Je vous dirai comment ce gamin, dont je sais qu’il va s’en tirer, fait son chemin dans une vie et un milieu rendu sauvage par la pauvreté, la volonté « d’endurcir ce gosse » avec des méthodes qui ont montré leur inefficacité sur leurs propres parents…

mardi, 04 juin 2024

Les cyniques ont la gêne étique…

Hier, nous sommes allés acheter quelque chose entre l’Opéra et Saint Lazare.
Il était question d’un pantalon pour la lumière de mes jours et d’un clavier pour votre serviteur.
Le temps était ensoleillé et le bus malheureusement laissé aux mains d’un Fangio nous a efficacement cassé le dos, grandement aidé par un pavage inégal depuis que le boulevard avait été amélioré pour les Jeux Olympiques.

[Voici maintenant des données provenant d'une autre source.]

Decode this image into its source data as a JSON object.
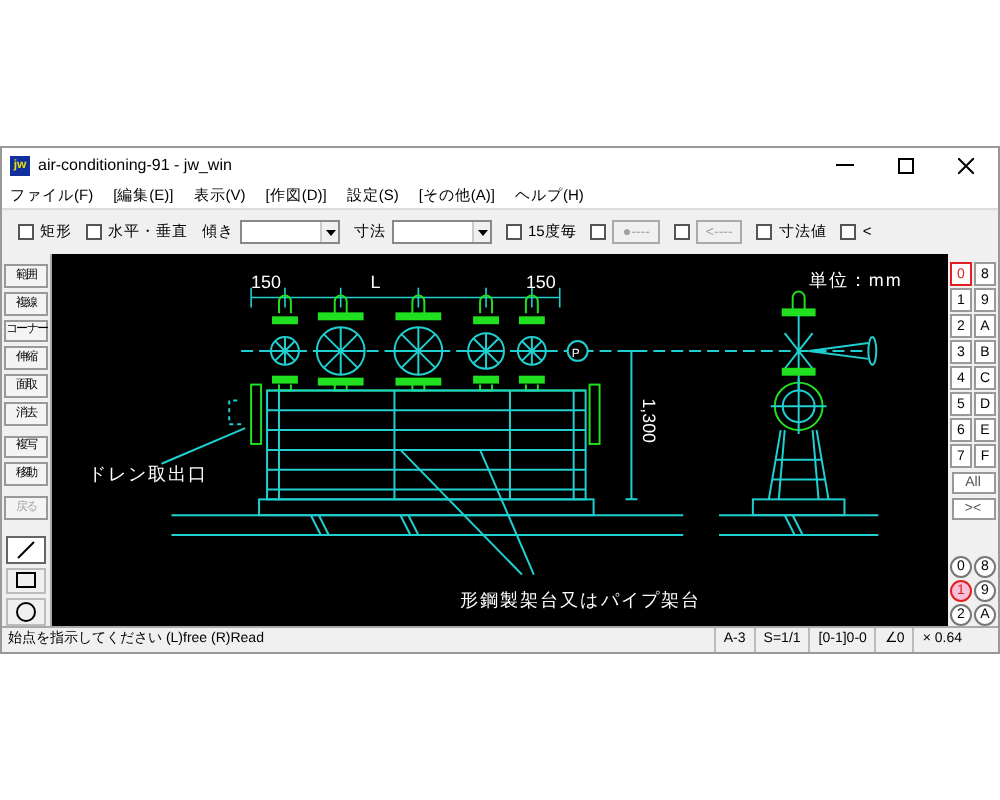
{
  "window": {
    "logo": "jw",
    "title": "air-conditioning-91 - jw_win"
  },
  "menu": [
    "ファイル(F)",
    "[編集(E)]",
    "表示(V)",
    "[作図(D)]",
    "設定(S)",
    "[その他(A)]",
    "ヘルプ(H)"
  ],
  "toolbar": [
    {
      "kind": "checkbox",
      "label": "矩形",
      "checked": false
    },
    {
      "kind": "checkbox",
      "label": "水平・垂直",
      "checked": false
    },
    {
      "kind": "select",
      "label": "傾き"
    },
    {
      "kind": "select",
      "label": "寸法"
    },
    {
      "kind": "checkbox",
      "label": "15度毎",
      "checked": false
    },
    {
      "kind": "checkbutton",
      "checked": false,
      "button": "●----",
      "disabled": true
    },
    {
      "kind": "checkbutton",
      "checked": false,
      "button": "<----",
      "disabled": true
    },
    {
      "kind": "checkbox",
      "label": "寸法値",
      "checked": false
    },
    {
      "kind": "checkbox",
      "label": "<",
      "checked": false
    }
  ],
  "tools": [
    {
      "label": "範囲",
      "disabled": false
    },
    {
      "label": "複線",
      "disabled": false
    },
    {
      "label": "コーナー",
      "disabled": false
    },
    {
      "label": "伸縮",
      "disabled": false
    },
    {
      "label": "面取",
      "disabled": false
    },
    {
      "label": "消去",
      "disabled": false
    },
    {
      "label": "複写",
      "disabled": false
    },
    {
      "label": "移動",
      "disabled": false
    },
    {
      "label": "戻る",
      "disabled": true
    }
  ],
  "draw_tools": [
    {
      "kind": "line",
      "selected": true
    },
    {
      "kind": "rect",
      "selected": false
    },
    {
      "kind": "circle",
      "selected": false
    }
  ],
  "drawing": {
    "labels": [
      "150",
      "L",
      "150",
      "単位：mm",
      "P",
      "1,300",
      "ドレン取出口",
      "形鋼製架台又はパイプ架台"
    ]
  },
  "layers": [
    {
      "label": "0",
      "selected": true
    },
    {
      "label": "8",
      "selected": false
    },
    {
      "label": "1",
      "selected": false
    },
    {
      "label": "9",
      "selected": false
    },
    {
      "label": "2",
      "selected": false
    },
    {
      "label": "A",
      "selected": false
    },
    {
      "label": "3",
      "selected": false
    },
    {
      "label": "B",
      "selected": false
    },
    {
      "label": "4",
      "selected": false
    },
    {
      "label": "C",
      "selected": false
    },
    {
      "label": "5",
      "selected": false
    },
    {
      "label": "D",
      "selected": false
    },
    {
      "label": "6",
      "selected": false
    },
    {
      "label": "E",
      "selected": false
    },
    {
      "label": "7",
      "selected": false
    },
    {
      "label": "F",
      "selected": false
    }
  ],
  "layer_buttons": [
    "All",
    "><"
  ],
  "layer_groups": [
    {
      "label": "0",
      "selected": false
    },
    {
      "label": "8",
      "selected": false
    },
    {
      "label": "1",
      "selected": true
    },
    {
      "label": "9",
      "selected": false
    },
    {
      "label": "2",
      "selected": false
    },
    {
      "label": "A",
      "selected": false
    }
  ],
  "status_bar": {
    "message": "始点を指示してください (L)free (R)Read",
    "fields": [
      "A-3",
      "S=1/1",
      "[0-1]0-0",
      "∠0",
      "× 0.64"
    ]
  }
}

La boutique où Heure-Bleue allait dépenser l’argent du ménage dans des tenues dont elle espérait perpétuellement qu’elles lui plairaient enfin après quelques mois ou années dans la penderie.
Mais bon… Après tout…
Comme toujours, nous papotons avec les vendeuses des boutiques où nous lâchons nos retraites.
C’est toujours riche d’enseignement, notamment sur le fait que nombre de clientes ou de clients confondent « le vendeur est au service du client » et « Le personnel est un larbin à votre disposition qui doit supporter votre mauvaise humeur et accepter d’être maltraité ».

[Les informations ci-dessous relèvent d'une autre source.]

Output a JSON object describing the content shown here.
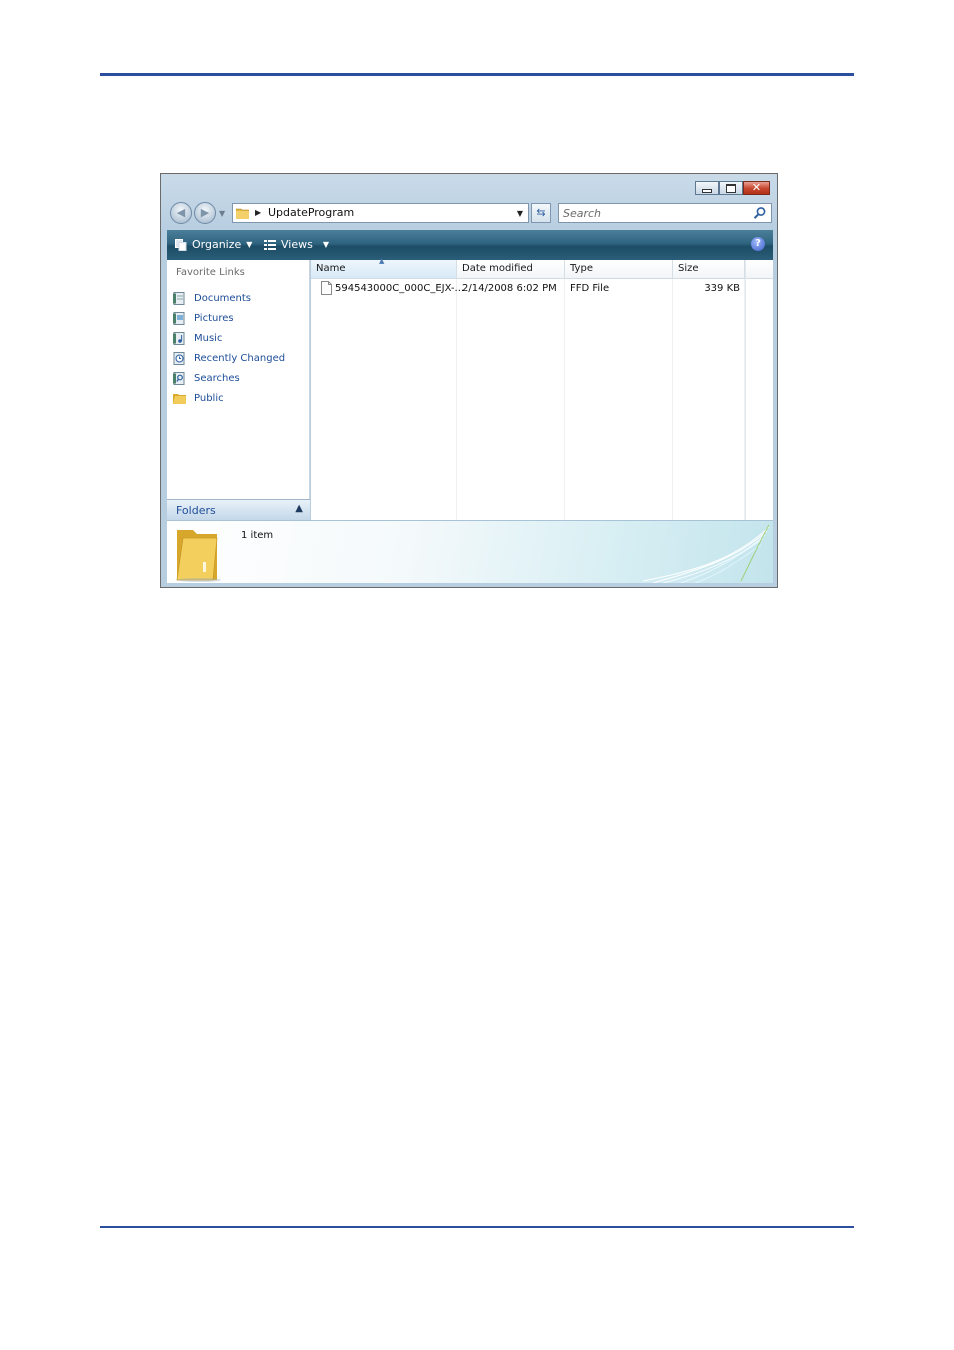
{
  "window": {
    "address_path": "UpdateProgram",
    "search_placeholder": "Search"
  },
  "toolbar": {
    "organize_label": "Organize",
    "views_label": "Views"
  },
  "nav_pane": {
    "title": "Favorite Links",
    "items": [
      {
        "label": "Documents",
        "icon": "documents-icon"
      },
      {
        "label": "Pictures",
        "icon": "pictures-icon"
      },
      {
        "label": "Music",
        "icon": "music-icon"
      },
      {
        "label": "Recently Changed",
        "icon": "recently-changed-icon"
      },
      {
        "label": "Searches",
        "icon": "searches-icon"
      },
      {
        "label": "Public",
        "icon": "folder-icon"
      }
    ],
    "folders_label": "Folders"
  },
  "file_list": {
    "columns": [
      "Name",
      "Date modified",
      "Type",
      "Size"
    ],
    "rows": [
      {
        "name": "594543000C_000C_EJX-...",
        "date": "2/14/2008 6:02 PM",
        "type": "FFD File",
        "size": "339 KB"
      }
    ]
  },
  "details": {
    "count": "1 item"
  },
  "colors": {
    "accent_rule": "#2b4f9e",
    "link_text": "#1d4d98",
    "command_bar": "#2f6480"
  }
}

Nous avons ainsi appris qu’une cliente qui voulait voler avait menacé la vendeuse d’un couteau.
Ces temps-ci, le couteau semble une méthode de dissuasion courante qui montre qu’une vie humaine ne vaut pas plus cher qu’une chemise « made in China » fabriquée par des esclaves.
Épouvantée, la vendeuse appela sa direction et lui expliqua la situation délicate où elle se trouvait.
Dans un monde normal, on eût dû répondre « donnez lui la chemise et qu’elle s’en aille puis nous porterons plainte, forts des caméras de surveillance ».
Bref, le comportement normal d’une entreprise soucieuse au moins autant de la sécurité du personnel que de la précision du stock.
Eh bien, à la surprise de la jeune femme, il lui fut répondu « Ne dites rien sinon elle risque de donner un mauvais avis sur la boutique sur Internet ! »
Compte tenu que cette jeune femme n’a que peu d’espoir de promotion, un salaire qui lui permet de payer son « Pass Navigo » et son loyer et de manger très frugalement, qu’en prime, grâce à un gouvernement soucieux de préserver les dividendes, elle a gagné le droit de travailler deux ans de plus pour une retraite maigrelette, il me paraît exagéré de lui demander de se sacrifier pour un avis positif sur Internet émis par quelqu’un qui serait à sa place sur les bancs d’un tribunal.
Mais bon… Il y a des jours comme ça où on se demande si les Jacqueries, la Révolte des Canuts, la Révolution française et celle d’Octobre 1917 ne seraient pas plus dues à l’imbécillité des dirigeants en place qu’à la susceptibilité de ceux qui les nourrissent…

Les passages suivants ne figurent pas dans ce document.